A key statistical quirk is missing from General Election polls in the UK, and it could decide the outcome

The Guardian’s front page today proclaims that the polls have turned in Ed Miliband’s favour: three consecutive polls have Labour marginally ahead of the Conservatives. Had they held the front page a little longer they would have had to update it — both a ComRes and YouGov poll yesterday evening showed precisely the opposite.

Due to the methodological differences between pollsters and the margin of error in any single poll, any claim that the latest figure marks a definitive shift should be treated with suspicion. Obviously, if a large number of polls showing strong gains for any of the parties it would shift the odds but, and I can’t stress this enough, that is not what we’re seeing.

In fact, what we’re “not seeing” is the real news here: The polls are bucking a trend, the reversion to the mean, which statisticians usually expect to see appear at this time. And that is making the election much more complicated (and more exciting).

So what did we actually learn from these latest polls?

The best that we can say is that since the start of the year the Conservatives have eroded Labour’s long-held lead and are now effectively neck-and-neck with their left-wing rivals.

That has not changed in weeks, and that may be the real news here.

Elsewhere, the Liberal Democrats appear to have stopped haemorrhaging support and have settled around 9% — although stronger local polling may see them hold more seats than the national swing against them would suggest.

Oh, and the SNP surge in Scotland looks very, very real. The UK looks almost certain to be heading for (at least) four-party politics.

Yet, despite the relative lack of recent movement in the polls, the expected seat count of each of the parties is moving — and this is hurting the two largest parties in particular, to the benefit of the SNP, largely.

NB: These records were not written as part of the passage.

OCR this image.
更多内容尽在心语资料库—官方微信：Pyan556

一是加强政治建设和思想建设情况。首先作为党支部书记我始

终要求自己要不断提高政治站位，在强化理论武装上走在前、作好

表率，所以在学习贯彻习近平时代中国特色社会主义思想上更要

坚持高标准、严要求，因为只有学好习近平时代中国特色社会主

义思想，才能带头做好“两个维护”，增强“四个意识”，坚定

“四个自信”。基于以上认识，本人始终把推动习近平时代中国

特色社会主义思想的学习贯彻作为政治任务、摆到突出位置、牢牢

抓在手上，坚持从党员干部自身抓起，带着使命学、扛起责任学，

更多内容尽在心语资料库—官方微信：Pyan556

The thing we are not seeing is the expected “reversion to the mean,” the concept statisticians rely on to account for the fact that in the long-run, results even out over time.

Most forecasters include some amount of mean reversion into their models, based on what has happened in previous elections. This means that poll gains for non-incumbents tend to fade as the vote gets closer and incumbents gain accordingly.

In theory.

However, the closer we get to the date of the vote the more forecasters would expect to start seeing that mean reversion showing up in the polls. The longer the polls stay relatively stable the less likely it becomes that the assumed mean reversion will materialise. And with less than a month to go before May 7 stable polls are costing the Conservatives seats in England and Labour seats in Scotland.

That’s big news in itself. The Conservatives need status quo bias to play a significant role in people’s decision making if they are going to get back into government, and Labour need it too if they are to avoid a rout by the SNP north of Hadrian’s wall.

Sadly, theory is not coming to the rescue of either party at this stage. And that alone might, just might, be decide the outcome.